Warenwert über 350 Euro
Sollten die Waren den Wert von 350 Euro überschreiten, so hängt die Höhe der Einfuhrabgaben nicht allein vom Wert der Waren, sondern auch von ihrer Art ab. Die Abgabenerhebung erfolgt dann nach den individuellen Sätzen des Zolltarifs und der einschlägigen Steuergesetze. Es sind grundsätzlich Zoll und Einfuhrumsatzsteuer (EUSt) zu entrichten.
Die Höhe des Einfuhrzolls ist davon abhängig, welcher Warennummer (TARIC-Code/Codenummer) ein Produkt zugeordnet wird. Die deutsche Zollverwaltung bietet einen kostenlosen Zugriff auf den Elektronischen Zolltarif (EZT) an. Dort können Sie die Warennomenklatur, Zollsätze sowie Handelsbeschränkungen einsehen.

1. Zoll:
Der in Euro umgerechnete Preis der Ware laut Rechnung = Zollwert
Zollwert x Zollsatz = zu zahlender Zollbetrag


2. EUSt:
Zollwert + Zollbetrag = EUSt-Wert
EUSt-Wert x EUSt-Satz = zu zahlender EUSt-Betrag

Für gängige , unverwechselbare Artikel (z.B. Playstation 3) werden Codenummern vergeben, anhand derer man gleich den zu erwartenden Einfuhrabgaben selbst ausrechnen kann. Um an die Code-Nummer zu kommen, ruft man bei Zollservicecenter am Flughafen Frankfurt/Main an: 069/4699-7600.

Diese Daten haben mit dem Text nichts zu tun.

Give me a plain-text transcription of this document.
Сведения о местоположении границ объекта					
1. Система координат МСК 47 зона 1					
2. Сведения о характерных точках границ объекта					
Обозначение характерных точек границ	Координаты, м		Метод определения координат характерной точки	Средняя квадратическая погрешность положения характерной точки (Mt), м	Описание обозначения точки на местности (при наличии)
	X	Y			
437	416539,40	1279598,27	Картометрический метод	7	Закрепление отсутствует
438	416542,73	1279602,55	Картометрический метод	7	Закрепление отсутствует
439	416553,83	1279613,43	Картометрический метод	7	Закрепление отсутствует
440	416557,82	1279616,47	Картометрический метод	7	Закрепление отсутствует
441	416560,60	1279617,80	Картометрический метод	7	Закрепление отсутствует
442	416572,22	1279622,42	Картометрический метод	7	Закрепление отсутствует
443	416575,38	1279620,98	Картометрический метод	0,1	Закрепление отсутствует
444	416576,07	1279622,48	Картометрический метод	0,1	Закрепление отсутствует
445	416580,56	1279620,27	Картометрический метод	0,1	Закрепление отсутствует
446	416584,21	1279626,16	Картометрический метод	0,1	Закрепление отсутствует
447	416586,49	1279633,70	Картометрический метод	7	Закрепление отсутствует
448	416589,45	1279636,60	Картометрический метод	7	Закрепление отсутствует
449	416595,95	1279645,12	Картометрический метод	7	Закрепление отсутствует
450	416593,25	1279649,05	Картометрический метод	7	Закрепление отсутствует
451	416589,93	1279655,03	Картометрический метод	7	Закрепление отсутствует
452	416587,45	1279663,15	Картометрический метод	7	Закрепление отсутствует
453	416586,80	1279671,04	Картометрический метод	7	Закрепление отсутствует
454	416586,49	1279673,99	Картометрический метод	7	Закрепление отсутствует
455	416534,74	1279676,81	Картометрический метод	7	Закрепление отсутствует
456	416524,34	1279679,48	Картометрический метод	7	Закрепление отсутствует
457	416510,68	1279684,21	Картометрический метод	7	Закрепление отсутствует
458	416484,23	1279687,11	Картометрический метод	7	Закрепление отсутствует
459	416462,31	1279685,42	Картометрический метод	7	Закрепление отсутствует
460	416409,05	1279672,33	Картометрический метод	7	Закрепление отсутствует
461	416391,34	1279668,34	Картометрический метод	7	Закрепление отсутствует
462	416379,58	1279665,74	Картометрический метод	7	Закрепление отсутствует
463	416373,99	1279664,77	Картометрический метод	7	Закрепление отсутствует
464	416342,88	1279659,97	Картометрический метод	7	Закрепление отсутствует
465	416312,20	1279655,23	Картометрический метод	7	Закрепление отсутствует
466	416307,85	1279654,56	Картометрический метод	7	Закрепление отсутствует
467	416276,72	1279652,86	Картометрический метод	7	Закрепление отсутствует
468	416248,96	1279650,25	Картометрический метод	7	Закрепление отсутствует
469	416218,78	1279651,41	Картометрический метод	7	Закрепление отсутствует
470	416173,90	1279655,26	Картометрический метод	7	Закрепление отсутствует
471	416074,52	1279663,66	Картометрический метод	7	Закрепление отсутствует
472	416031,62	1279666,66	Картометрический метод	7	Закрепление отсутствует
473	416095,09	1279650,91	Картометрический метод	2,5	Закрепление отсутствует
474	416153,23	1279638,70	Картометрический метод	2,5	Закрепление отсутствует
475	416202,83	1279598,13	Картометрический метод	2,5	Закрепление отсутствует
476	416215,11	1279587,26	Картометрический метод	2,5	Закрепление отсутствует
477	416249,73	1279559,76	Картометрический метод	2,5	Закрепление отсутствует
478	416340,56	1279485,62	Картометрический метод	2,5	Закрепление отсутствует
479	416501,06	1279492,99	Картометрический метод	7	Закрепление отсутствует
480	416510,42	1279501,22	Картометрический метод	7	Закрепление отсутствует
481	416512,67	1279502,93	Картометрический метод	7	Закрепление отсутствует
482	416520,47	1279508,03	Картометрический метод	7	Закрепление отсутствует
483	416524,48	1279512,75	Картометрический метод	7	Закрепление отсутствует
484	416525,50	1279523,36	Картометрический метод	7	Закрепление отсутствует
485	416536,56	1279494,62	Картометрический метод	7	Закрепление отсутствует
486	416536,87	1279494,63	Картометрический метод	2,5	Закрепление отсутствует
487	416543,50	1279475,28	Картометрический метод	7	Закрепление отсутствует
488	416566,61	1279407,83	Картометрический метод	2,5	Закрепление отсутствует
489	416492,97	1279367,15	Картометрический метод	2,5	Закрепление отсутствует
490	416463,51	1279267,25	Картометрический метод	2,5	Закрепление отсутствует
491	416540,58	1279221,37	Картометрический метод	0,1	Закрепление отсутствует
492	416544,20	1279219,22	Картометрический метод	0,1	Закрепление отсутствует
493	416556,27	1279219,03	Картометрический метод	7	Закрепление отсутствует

Noch was zum Versandweg, also wenn man sich Waren aus den USA schicken lässt:
Falls der Wert der Sendung den Betrag von 45 Euro übersteigt, besteht bis zu einem Warenwert von 350 Euro unter den vorstehenden Voraussetzungen die Möglichkeit einer Pauschalverzollung, d.h. es werden für Zoll und Einfuhrumsatzsteuer (EUSt) bei Einfuhren von nicht präferenzberechtigten Waren (z.B. USA) zusammen 13,5%, bei präferenzberechtigten Waren 10 % des Warenwertes erhoben.Liegt der Wert über 350 Euro werden die Abgaben nach dem Zolltarif erhoben."